My basic understanding is that the CPU decodes an instruction, gets a virtual address, calls the MMU to convert it to physical one, then the CPU operates (loads/stores etc.) on the physical address.
Is it correct?
Is it called during the execution of an instruction itself (after it has been fetched & decoded)?
For the original 80386; (if paging is enabled) whenever the CPU needs to access virtual memory it would use page directories then page tables to determine the correct physical address/es. E.g. for an instruction like "mov eax,[ebx]
" the CPU would convert the linear address of the instruction into a physical address, then fetch the instruction, then convert the address in ebx
into a physical address and fetch the data. Worse; if something is split across a page boundary (e.g. first half of the instruction at the end of one page, last half of the same instruction on the next page) the CPU might need to convert 2 linear addresses into physical addresses to get both pieces.
This seems relatively slow now; but back then the speed of cache (and the speed of RAM) was closer to the speed of the CPU, so it wasn't as bad as it seems.
As CPUs got faster the cost of converting linear addresses into physical addresses became more of a problem.
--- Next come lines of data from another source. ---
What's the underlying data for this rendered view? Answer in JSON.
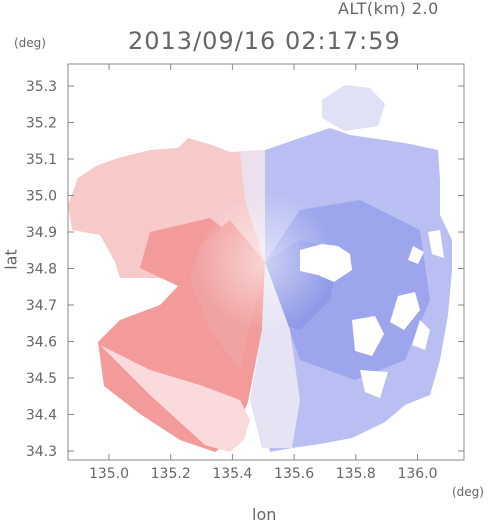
{
  "header": {
    "altitude": "ALT(km) 2.0",
    "timestamp": "2013/09/16 02:17:59"
  },
  "axes": {
    "y_unit": "(deg)",
    "x_unit": "(deg)",
    "y_label": "lat",
    "x_label": "lon",
    "y_ticks": [
      "35.3",
      "35.2",
      "35.1",
      "35.0",
      "34.9",
      "34.8",
      "34.7",
      "34.6",
      "34.5",
      "34.4",
      "34.3"
    ],
    "x_ticks": [
      "135.0",
      "135.2",
      "135.4",
      "135.6",
      "135.8",
      "136.0"
    ]
  },
  "colors": {
    "approaching": "#5b6ee0",
    "receding": "#f07070",
    "frame": "#888888",
    "text": "#666666"
  }
}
For 80486 there were 2 changes to help this - caches were added to the CPU itself (instead of being an external part on the motherboard) to speed cache up, and TLBs (Translation Look-aside Buffers) were added to cache previously done "linear address to physical address" translations. The TLBs helped a lot - if there's a "TLB hit" the CPU can skip accessing the page directory (from cache or RAM) then skip accessing the page table (from cache or RAM). Of course if there's a "TLB miss" it will still have to do all the work to convert a linear address into a physical address (and cache the translation in the TLB).
As time went by the fundamental concept remained the same but everything grew - more larger caches, more larger TLBs. Then (for 64-bit) the number of "levels of tables" grew to 4 (page map level 4, page directory pointer table, page directory, page table) and the cost of "TLB miss" increased. To help cope with that Intel added higher level translation caches (e.g. to cache page directory pointer table entries) so if there's a TLB miss but a "higher level translation cache hit" it could avoid some of the memory accesses (e.g. avoid fetching from PML4 and page directory).
Also Intel started getting more advanced with L1 instruction cache - adding extra tags to each cache line so they could skip conversion for instruction fetches.
I should also point out that a lot of this happen in parallel while a CPU is also doing other things (CPU could be fetching some instructions while decoding other instructions while doing linear to physical address translation for other instructions while ...); which also helps to hide the cost of linear to physical address translation.